The greatest strength of HTML5 is that your application can be written once and deployed anywhere. This is of particular benefit when creating something for consumption by the general public where you are guaranteed to see a wide variety of client configurations. If this portability isn’t a great concern, for example in an enterprise environment, then the bleeding-edge technological benefit of using a plugin based framework like Silverlight may outweigh it.


Introduction

This is a brand new blog for me so I’d like to take a moment to talk about who I am and why I’m starting this blog. I’ll be filling out more of my personal details with regard to my experience on the “About” page, but in short, I’m currently a Silverlight developer. I work at an electronics manufacturing company in Beaverton, Oregon called Vanguard EMS developing software tools for optimizing their internal processes. By education, I’m a physicist, but I got into coding as a kid and ended up doing it professionally because I love it!

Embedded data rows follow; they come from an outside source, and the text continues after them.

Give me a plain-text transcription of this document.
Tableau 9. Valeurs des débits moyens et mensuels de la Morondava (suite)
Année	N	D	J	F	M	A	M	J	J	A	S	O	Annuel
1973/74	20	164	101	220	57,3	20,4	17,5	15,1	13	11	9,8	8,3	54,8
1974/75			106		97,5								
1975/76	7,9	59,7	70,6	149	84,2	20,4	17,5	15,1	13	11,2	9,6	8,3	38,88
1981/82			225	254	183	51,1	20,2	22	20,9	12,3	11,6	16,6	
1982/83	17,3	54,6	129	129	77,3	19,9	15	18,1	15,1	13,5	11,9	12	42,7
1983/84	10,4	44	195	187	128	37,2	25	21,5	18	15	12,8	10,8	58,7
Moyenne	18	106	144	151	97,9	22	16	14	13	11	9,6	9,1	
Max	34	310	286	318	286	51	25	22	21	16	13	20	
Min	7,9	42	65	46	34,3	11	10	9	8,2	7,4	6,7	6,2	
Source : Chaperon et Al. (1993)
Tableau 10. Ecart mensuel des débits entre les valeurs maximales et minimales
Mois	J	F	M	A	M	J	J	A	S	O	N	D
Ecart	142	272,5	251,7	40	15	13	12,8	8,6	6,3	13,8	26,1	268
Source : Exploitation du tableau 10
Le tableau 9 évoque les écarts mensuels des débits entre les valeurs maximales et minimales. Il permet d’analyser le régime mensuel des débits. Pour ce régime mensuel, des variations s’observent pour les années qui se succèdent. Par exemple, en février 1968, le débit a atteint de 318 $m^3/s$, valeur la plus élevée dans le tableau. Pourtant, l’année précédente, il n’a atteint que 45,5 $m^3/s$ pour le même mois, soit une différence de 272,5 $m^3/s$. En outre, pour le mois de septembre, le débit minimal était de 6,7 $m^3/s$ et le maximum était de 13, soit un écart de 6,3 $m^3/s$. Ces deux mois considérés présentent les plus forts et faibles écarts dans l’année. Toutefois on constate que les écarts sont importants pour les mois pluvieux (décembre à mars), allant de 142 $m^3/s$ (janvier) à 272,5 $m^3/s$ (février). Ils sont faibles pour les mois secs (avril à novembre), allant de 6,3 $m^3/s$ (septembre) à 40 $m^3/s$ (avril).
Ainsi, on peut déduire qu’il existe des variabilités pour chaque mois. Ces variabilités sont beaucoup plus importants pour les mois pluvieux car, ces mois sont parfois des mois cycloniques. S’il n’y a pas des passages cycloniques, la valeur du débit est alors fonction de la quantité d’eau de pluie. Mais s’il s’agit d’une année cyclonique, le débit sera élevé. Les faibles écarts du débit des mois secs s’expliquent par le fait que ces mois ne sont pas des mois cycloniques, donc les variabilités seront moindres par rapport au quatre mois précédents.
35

The idea behind this blog is to give me an avenue for publishing some of the tips, tricks, and opinions I’ve come up with over the course of my journey through software development. The internet has proven to be an invaluable resource when solving problems, and I feel like it’s my duty to help give back to the online community. I promise to do my best to provide useful information without boring you to death or forcing you to wade through paragraphs of drivel for the good stuff.